The service dovetails well with eBay's recent moves away from its role as silent middleman and into a more full-service facilitator of commerce. The company has also taken to helping sellers export  their products overseas, for a fee. This service-for-a-fee strategy stands in stark contrast to Amazon's aggressive shipping offers, which are aimed at shouldering a growing portion of the shipping costs and offering rock-bottom prices. As the company spells out in its annual report, "[W]e believe that offering low prices to our customers is fundamental to our future success, and one way we offer lower prices is through shipping offers."  

An army of warehouses
Wal-Mart
(WMT -0.08%) has taken a very different approach to the same-day-delivery problem. Call it the big footprint model. 

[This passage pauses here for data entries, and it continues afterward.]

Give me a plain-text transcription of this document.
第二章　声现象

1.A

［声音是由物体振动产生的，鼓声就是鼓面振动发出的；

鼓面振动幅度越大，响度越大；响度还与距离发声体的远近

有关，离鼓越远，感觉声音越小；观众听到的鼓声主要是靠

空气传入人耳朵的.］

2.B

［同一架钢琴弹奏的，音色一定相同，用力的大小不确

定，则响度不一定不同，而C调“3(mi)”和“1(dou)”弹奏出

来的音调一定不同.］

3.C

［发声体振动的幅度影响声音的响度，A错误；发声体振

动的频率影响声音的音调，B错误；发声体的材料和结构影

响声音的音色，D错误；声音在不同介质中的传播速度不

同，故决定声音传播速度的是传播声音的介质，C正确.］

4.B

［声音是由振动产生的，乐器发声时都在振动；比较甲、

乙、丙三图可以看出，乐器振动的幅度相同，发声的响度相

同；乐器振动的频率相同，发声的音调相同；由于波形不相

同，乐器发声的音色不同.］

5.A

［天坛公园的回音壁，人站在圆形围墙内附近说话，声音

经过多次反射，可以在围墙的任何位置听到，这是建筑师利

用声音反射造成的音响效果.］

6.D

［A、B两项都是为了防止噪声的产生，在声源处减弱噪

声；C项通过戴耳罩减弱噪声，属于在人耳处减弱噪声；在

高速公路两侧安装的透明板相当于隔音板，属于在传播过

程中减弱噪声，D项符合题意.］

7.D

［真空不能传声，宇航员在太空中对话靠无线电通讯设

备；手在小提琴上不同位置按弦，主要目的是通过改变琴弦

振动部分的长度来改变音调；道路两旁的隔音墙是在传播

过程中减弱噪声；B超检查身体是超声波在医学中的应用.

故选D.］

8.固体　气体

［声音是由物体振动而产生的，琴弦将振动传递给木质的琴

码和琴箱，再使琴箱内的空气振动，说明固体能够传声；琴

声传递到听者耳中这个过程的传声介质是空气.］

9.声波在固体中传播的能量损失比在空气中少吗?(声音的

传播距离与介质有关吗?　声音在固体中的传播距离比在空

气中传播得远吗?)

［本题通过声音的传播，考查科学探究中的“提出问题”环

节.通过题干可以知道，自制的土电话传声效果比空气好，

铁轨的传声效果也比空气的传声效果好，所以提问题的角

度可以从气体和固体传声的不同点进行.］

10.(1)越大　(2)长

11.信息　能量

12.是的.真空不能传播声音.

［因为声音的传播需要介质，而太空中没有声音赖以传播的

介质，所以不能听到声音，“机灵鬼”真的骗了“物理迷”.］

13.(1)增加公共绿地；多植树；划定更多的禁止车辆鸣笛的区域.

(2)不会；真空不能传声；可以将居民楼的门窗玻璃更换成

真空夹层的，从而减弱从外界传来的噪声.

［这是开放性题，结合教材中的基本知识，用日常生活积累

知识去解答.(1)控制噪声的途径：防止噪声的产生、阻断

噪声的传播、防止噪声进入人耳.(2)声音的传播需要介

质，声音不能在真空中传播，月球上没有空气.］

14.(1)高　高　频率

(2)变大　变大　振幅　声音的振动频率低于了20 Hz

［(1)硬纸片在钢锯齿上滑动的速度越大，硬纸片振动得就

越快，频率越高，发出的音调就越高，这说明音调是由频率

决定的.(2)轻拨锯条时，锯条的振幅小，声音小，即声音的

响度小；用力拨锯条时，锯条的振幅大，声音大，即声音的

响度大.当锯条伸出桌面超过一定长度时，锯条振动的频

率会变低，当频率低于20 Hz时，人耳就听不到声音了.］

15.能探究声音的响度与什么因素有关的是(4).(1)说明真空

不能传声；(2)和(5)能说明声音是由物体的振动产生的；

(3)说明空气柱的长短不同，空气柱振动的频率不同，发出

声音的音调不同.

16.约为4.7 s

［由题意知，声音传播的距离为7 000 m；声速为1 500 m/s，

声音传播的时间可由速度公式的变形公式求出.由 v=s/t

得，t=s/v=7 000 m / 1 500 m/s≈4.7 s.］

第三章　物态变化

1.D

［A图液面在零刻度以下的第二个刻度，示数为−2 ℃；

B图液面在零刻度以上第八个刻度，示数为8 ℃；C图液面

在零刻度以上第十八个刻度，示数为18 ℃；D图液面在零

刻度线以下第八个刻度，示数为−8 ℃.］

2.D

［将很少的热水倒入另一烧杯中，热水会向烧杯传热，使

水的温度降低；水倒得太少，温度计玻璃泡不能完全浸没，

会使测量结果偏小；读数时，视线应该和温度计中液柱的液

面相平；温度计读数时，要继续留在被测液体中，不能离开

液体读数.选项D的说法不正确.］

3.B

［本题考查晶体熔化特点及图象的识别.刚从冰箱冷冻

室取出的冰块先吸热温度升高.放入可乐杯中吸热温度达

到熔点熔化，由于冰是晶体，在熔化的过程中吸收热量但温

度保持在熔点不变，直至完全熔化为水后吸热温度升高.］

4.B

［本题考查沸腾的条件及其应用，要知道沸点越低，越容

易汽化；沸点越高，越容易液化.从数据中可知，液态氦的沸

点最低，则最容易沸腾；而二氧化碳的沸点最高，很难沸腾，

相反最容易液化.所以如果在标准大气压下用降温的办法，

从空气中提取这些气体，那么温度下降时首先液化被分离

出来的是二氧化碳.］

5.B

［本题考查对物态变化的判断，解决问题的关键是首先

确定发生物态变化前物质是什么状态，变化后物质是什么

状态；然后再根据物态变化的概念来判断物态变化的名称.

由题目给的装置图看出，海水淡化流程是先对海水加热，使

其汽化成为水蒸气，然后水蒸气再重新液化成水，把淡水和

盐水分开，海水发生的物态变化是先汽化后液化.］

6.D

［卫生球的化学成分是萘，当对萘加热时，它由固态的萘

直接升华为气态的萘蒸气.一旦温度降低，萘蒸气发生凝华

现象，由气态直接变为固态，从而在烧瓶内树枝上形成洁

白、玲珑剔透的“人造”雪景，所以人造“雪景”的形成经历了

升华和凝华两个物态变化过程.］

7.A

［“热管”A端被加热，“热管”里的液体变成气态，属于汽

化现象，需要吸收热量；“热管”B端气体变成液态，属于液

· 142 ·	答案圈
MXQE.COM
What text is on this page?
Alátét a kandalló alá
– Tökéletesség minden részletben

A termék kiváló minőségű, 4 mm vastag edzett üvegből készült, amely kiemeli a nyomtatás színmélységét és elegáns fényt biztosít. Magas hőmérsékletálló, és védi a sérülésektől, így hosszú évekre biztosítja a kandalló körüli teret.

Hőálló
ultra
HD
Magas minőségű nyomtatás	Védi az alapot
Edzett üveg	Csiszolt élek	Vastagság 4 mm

To get their Wal-Mart wares the same day, customers just need to place orders online before noon and then choose a four-hour window for delivery. Wal-Mart sends the shipment out for delivery from its own stores using UPS trucks. For now, the retailer is offering the service on a wide selection of products in select cities. The cost is a flat fee of just $10 per order, making it more economical for buyers to load up on multiple items from Wal-Mart's huge selection.

The key to the company's success here is that it boasts 4,000 stores , which are nicely spread out across all 50 states . Many of these locations could function as mini-distribution centers for a national delivery service. 

Contrast that footprint with Amazon and its 40 domestic distribution centers in just a handful of states, and you can see Wal-Mart's potential advantage. After all, logistics and distribution built Wal-Mart into the powerhouse that it is, so there's good reason to think that if anyone has a shot at cracking the same-day-delivery nut, it's Wal-Mart.

Foolish takeaway
But both eBay and Wal-Mart's services are limited test runs that shouldn't have much of an impact on sales this holiday quarter. So we won't know for a while whether they're a success. The long-term trend is clear, though: Retailers are close to breaking the same-day-delivery barrier and have every reason to keep trying until they do.

And that spells bad news for Amazon. Valued at more than 250 times earnings, Amazon needs to sustain the 30%-plus revenue growth it's been notching lately. That doesn't seem likely to me, particularly with competitors offering nearly instant gratification at a reasonable price.